Wednesday, October 1, 2014

Face the Facts: Math Minutes Cause Mathphobia

There are some things that I did when I started teaching which I definitely would not do now. At the top of the list is the Mad Math Minute. This might go under various names but essentially the idea is to do as many questions as you can in one minute. These questions were pretty much always calculation questions or recalling number facts. As a kid, I enjoyed these because I did well: I loved the ego-feedback that I got ('Top of the Class again'!). However, I don't think I ever learned anything new from doing these; I might have gotten fractionally quicker at recalling facts but never to the extent that it made me a better mathematician or a better thinker. To that extent, Math Minutes didn't help me. 

Now I am older and (I hope) wiser and I have spoken with so many teachers who have told me that they started to become Math-phobic when they began doing these Math Minutes. They tell me it's not that they didn't know the answers, but that the pressure of answering the questions quickly caused their brain to freeze. This led to low scores which led to low confidence which led to more nerves which led to more low scores and so on. No wonder they ended up hating maths.
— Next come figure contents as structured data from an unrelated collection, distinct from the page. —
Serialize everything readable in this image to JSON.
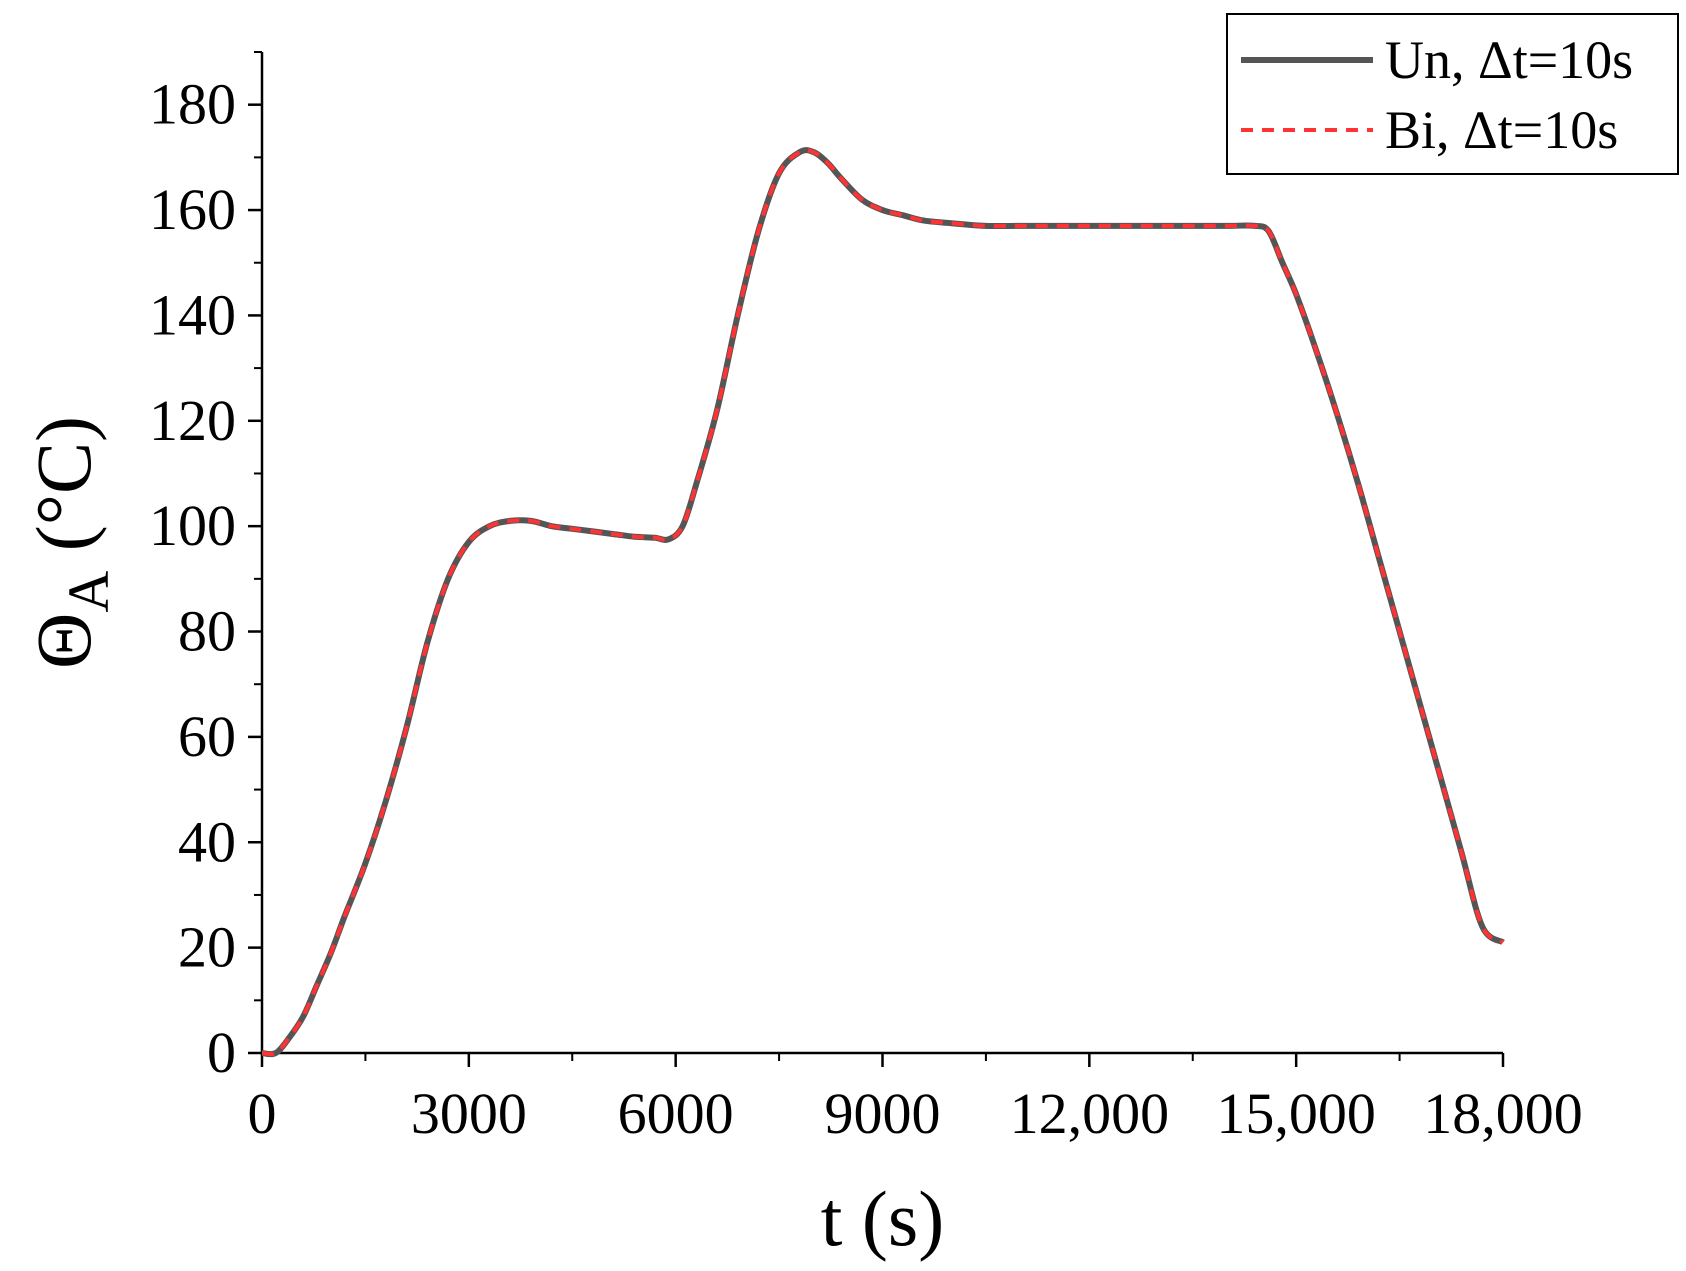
{
  "chart_data": {
    "type": "line",
    "xlabel": "t (s)",
    "ylabel": "Θ",
    "ylabel_sub": "A",
    "ylabel_unit": " (°C)",
    "xlim": [
      0,
      18000
    ],
    "ylim": [
      0,
      190
    ],
    "x_ticks": [
      {
        "value": 0,
        "label": "0"
      },
      {
        "value": 3000,
        "label": "3000"
      },
      {
        "value": 6000,
        "label": "6000"
      },
      {
        "value": 9000,
        "label": "9000"
      },
      {
        "value": 12000,
        "label": "12,000"
      },
      {
        "value": 15000,
        "label": "15,000"
      },
      {
        "value": 18000,
        "label": "18,000"
      }
    ],
    "y_ticks": [
      {
        "value": 0,
        "label": "0"
      },
      {
        "value": 20,
        "label": "20"
      },
      {
        "value": 40,
        "label": "40"
      },
      {
        "value": 60,
        "label": "60"
      },
      {
        "value": 80,
        "label": "80"
      },
      {
        "value": 100,
        "label": "100"
      },
      {
        "value": 120,
        "label": "120"
      },
      {
        "value": 140,
        "label": "140"
      },
      {
        "value": 160,
        "label": "160"
      },
      {
        "value": 180,
        "label": "180"
      }
    ],
    "legend_position": "top-right",
    "grid": false,
    "series": [
      {
        "name": "Un, Δt=10s",
        "color": "#555555",
        "style": "solid",
        "x": [
          0,
          200,
          400,
          600,
          800,
          1000,
          1200,
          1500,
          1800,
          2100,
          2400,
          2700,
          3000,
          3300,
          3600,
          3900,
          4200,
          4500,
          4800,
          5100,
          5400,
          5700,
          5900,
          6100,
          6300,
          6600,
          6900,
          7200,
          7500,
          7800,
          8000,
          8200,
          8400,
          8700,
          9000,
          9300,
          9600,
          10000,
          10500,
          11000,
          11500,
          12000,
          12500,
          13000,
          13500,
          14000,
          14400,
          14600,
          14800,
          15000,
          15300,
          15600,
          15900,
          16200,
          16500,
          16800,
          17100,
          17400,
          17700,
          18000
        ],
        "y": [
          0,
          0,
          3,
          7,
          13,
          19,
          26,
          36,
          48,
          62,
          78,
          90,
          97,
          100,
          101,
          101,
          100,
          99.5,
          99,
          98.5,
          98,
          97.8,
          97.5,
          100,
          108,
          122,
          140,
          156,
          167,
          171,
          171,
          169,
          166,
          162,
          160,
          159,
          158,
          157.5,
          157,
          157,
          157,
          157,
          157,
          157,
          157,
          157,
          157,
          156,
          150,
          144,
          133,
          121,
          108,
          94,
          80,
          66,
          52,
          38,
          24,
          21
        ]
      },
      {
        "name": "Bi, Δt=10s",
        "color": "#ff3333",
        "style": "dashed",
        "x": [
          0,
          200,
          400,
          600,
          800,
          1000,
          1200,
          1500,
          1800,
          2100,
          2400,
          2700,
          3000,
          3300,
          3600,
          3900,
          4200,
          4500,
          4800,
          5100,
          5400,
          5700,
          5900,
          6100,
          6300,
          6600,
          6900,
          7200,
          7500,
          7800,
          8000,
          8200,
          8400,
          8700,
          9000,
          9300,
          9600,
          10000,
          10500,
          11000,
          11500,
          12000,
          12500,
          13000,
          13500,
          14000,
          14400,
          14600,
          14800,
          15000,
          15300,
          15600,
          15900,
          16200,
          16500,
          16800,
          17100,
          17400,
          17700,
          18000
        ],
        "y": [
          0,
          0,
          3,
          7,
          13,
          19,
          26,
          36,
          48,
          62,
          78,
          90,
          97,
          100,
          101,
          101,
          100,
          99.5,
          99,
          98.5,
          98,
          97.8,
          97.5,
          100,
          108,
          122,
          140,
          156,
          167,
          171,
          171,
          169,
          166,
          162,
          160,
          159,
          158,
          157.5,
          157,
          157,
          157,
          157,
          157,
          157,
          157,
          157,
          157,
          156,
          150,
          144,
          133,
          121,
          108,
          94,
          80,
          66,
          52,
          38,
          24,
          21
        ]
      }
    ]
  }
}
Now my anecdotal evidence is one thing but it is backed up by credible research. Jo Boaler's excellent research points out that whilst these timed tests might have been given with the best intentions, the effect is that they lead to the beginnings of Math Anxiety for a lot of students. She refers to research from Sian Bielock that shows how that the stress caused by these tests impedes students' working memory- the area of the brain where we hold our Math facts! This is backed up in the book Learning to Love Math by neurologist Judy Willis. High stress, low interest situations results in a reactive brain (fight, flight, fear) that prevents effective recall of facts.

Curiously, those who lead the Charge of the Rote Brigade will never consider this compelling evidence.

This is not to say that students shouldn't practice Math though. The more they practice the smoother the recall. However, practice doesn't make perfect: practice of the right kind makes perfect.
Good practice, for example, might involve a game situation such as The Product Game which you can see me playing with my daughter below.

Indeed there are many board games and card games which allow students to use and practise their number sense (Monopoly, Yahtzee, cribbage etc.) One which I would certainly recommend is the excellent City of Zombies in which you must use your math skills to prevent a zombie apocalypse. When I see students try games such as these, I see them more engaged, more willing to take risks, and learning more. The opposite of what I see in a Math Minute.

So, if you permit me to use some Yorkshire bluntness:
Stop pretending: Math Minutes help no-one.


  1. City of Zombies looks like a great game. Such a good way to work on number facts. Hopefully I can get it shipped to Canada. Thanks for sharing.

  2. I do know that they ship to Canada. It would be nice if Mastermind, Toy R us etc. realised what's a great game it is and import it in bulk!